Wednesday, April 10, 2024

In Dog Years


In Dog Years

The biotech company Loyal announced that it had moved closer to bringing to market a drug that improves the life expectancy of dogs. “The data you provided are sufficient to show that there is a reasonable expectation of effectiveness,” an official at the U.S. Food and Drug Administration informed the company in a recent letter. (Loyal provided a copy of the letter to The Times.)

The drug is a long way from approval and the F.D.A. must still review the company’s safety and manufacturing data. But conditional approval, which Loyal hopes to receive in 2026, would allow the company to begin marketing the drug for canine life extension, even before a large clinical trial is complete.

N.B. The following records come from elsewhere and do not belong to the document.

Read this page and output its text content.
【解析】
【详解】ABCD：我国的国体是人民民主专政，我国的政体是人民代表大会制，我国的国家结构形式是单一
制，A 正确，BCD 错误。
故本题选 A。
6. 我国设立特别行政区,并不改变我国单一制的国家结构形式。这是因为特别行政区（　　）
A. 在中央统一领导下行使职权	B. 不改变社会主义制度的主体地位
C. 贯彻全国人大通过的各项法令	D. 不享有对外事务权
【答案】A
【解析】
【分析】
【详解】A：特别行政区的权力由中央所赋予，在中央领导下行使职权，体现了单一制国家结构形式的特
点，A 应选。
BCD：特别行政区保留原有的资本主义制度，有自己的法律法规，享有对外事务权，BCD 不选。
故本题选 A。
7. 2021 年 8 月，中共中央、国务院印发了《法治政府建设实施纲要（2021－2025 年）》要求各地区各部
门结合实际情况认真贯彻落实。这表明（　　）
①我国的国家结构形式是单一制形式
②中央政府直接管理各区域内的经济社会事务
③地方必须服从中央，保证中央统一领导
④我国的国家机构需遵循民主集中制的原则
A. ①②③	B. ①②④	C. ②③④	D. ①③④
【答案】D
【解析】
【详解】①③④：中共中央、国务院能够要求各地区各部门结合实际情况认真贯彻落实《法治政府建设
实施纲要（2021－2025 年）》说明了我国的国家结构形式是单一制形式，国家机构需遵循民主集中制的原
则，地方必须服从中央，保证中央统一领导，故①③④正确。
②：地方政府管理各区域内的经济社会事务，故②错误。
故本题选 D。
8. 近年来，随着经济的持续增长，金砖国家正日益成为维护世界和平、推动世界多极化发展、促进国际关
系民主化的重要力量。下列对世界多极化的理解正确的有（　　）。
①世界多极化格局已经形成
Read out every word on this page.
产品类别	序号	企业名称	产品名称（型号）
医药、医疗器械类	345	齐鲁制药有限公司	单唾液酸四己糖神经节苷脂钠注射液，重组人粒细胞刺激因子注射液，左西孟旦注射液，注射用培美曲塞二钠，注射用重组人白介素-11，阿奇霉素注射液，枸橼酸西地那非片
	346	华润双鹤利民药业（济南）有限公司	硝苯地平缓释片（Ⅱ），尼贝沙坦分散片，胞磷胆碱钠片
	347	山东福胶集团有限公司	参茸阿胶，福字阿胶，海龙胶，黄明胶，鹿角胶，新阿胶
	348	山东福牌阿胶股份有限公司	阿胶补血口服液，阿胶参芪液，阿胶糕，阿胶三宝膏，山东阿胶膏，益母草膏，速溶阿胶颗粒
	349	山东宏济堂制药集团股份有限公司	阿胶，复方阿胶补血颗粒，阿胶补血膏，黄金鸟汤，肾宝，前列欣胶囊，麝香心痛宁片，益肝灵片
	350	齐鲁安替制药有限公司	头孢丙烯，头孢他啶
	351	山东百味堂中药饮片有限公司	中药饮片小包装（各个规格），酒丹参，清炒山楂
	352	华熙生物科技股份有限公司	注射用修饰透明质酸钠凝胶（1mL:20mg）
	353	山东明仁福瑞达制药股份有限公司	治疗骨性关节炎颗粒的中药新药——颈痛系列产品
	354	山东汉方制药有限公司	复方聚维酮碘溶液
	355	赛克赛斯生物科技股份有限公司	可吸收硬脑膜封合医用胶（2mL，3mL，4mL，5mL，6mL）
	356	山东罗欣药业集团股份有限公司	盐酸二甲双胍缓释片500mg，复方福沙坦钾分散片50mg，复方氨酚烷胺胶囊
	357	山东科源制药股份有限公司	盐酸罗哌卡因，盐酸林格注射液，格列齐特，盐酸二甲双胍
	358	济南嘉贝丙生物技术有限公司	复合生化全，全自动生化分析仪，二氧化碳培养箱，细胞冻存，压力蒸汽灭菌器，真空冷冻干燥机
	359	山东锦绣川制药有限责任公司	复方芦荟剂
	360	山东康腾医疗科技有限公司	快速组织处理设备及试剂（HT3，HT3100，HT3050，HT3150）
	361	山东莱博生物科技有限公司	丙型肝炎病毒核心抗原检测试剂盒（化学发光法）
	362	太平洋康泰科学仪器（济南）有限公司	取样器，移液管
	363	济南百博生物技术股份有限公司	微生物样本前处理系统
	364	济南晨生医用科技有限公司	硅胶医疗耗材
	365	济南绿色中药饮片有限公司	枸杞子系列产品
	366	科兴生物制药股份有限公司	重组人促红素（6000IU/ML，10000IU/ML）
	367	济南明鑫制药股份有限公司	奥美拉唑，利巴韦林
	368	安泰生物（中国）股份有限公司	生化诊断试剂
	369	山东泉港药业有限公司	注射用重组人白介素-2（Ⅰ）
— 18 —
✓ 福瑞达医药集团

More are in the pipeline. A team of academic researchers is currently conducting a canine clinical trial of rapamycin, which has been shown to extend the lives of lab mice. And Loyal is recruiting dogs for a clinical trial of another drug candidate, dubbed LOY-002.

Importantly, the cellular activity of these early drugs is known and so will attract further analysis and refinement. That is to say, the research will be more targeted and will get better.

Longevity studies, by definition, take a long time and, while dogs match well with human studies, they have a much shorter life span, which exaggerates the time requirements. And subjective evaluation is very inaccurate.

But these studies are coming. Metformin has shown evidence it improves survival rates in healthy controls. Then, of course, the quality of life question will arise, as will the therapeutic possibilities.